After mixed signals from various Cabinet ministers on the timing and scale of increases in pensions in 2013, Bulgarians are a step or two closer to clarity, 10 days ahead of an expected official announcement.
On September 30, Finance Minister Simeon Dyankov said that pensions would increase as of April 1 2013, by about 10 per cent, which he said would offset the impact of inflation.
It had not been possible to fulfil hopes of an increase with effect from January 1, he said.
On October 1, Labour and Social Policy Minister Totyu Mladenov said that as of April 1 2013, pensions would be increased by an average of 9.3 per cent.
In 2013 the National Social Security Institute will distribute 2 692 324 pensions among 2 212 860 pensioners, Mladenov said.
Pensions in Bulgaria were last increased in July 2009, by the socialist government that was ousted in elections at the time by the current centre-right government headed by Prime Minister Boiko Borissov. Borissov’s government will seek re-election in summer next year.
On August 13, public broadcaster Bulgarian National Radio (BNR) quoted Dyankov as saying that pensions would go up on January 1 by at least 7.3 per cent, a figure set to compensate for July 2009 to July 2012 inflation. Going by National Statistical Institute figures, cumulative inflation during that period was 10.2 per cent.

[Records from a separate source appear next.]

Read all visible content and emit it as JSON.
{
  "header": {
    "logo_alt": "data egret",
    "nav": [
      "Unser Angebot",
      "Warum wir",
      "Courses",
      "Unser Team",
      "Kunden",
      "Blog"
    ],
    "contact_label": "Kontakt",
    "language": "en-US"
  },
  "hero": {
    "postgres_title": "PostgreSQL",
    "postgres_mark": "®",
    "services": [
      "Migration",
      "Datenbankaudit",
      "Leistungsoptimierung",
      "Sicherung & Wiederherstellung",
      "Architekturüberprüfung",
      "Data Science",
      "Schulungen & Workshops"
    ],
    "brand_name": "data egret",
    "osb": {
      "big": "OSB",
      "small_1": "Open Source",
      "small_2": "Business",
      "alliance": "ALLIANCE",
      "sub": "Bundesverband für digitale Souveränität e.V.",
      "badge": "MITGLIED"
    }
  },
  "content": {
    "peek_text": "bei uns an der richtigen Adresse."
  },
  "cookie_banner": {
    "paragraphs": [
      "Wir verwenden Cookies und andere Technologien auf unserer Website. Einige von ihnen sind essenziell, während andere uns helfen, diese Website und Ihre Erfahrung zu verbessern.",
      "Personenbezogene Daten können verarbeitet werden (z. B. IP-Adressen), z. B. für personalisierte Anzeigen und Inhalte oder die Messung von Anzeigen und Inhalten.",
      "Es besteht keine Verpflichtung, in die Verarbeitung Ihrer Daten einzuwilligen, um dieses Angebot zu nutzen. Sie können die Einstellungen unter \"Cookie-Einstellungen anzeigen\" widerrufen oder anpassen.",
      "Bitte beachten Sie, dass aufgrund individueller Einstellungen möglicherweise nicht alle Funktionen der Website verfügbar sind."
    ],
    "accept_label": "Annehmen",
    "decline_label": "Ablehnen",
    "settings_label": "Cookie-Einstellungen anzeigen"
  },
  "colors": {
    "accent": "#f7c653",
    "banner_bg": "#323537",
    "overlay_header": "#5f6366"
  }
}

On September 3, Labour and Social Policy Minister Mladenov told BNR that all pensioners would get an increase of at least 7.6 per cent on January 1 2013. M
On September 18, Menda Stoyanova, chairperson of the National Assembly’s committee on the Budget, said that calculations showed that pensions could be increased from April 1. An increase from January 1 would cost 800 million leva (about 400 million euro) but an increase from April would cost about 200 million leva less, she said.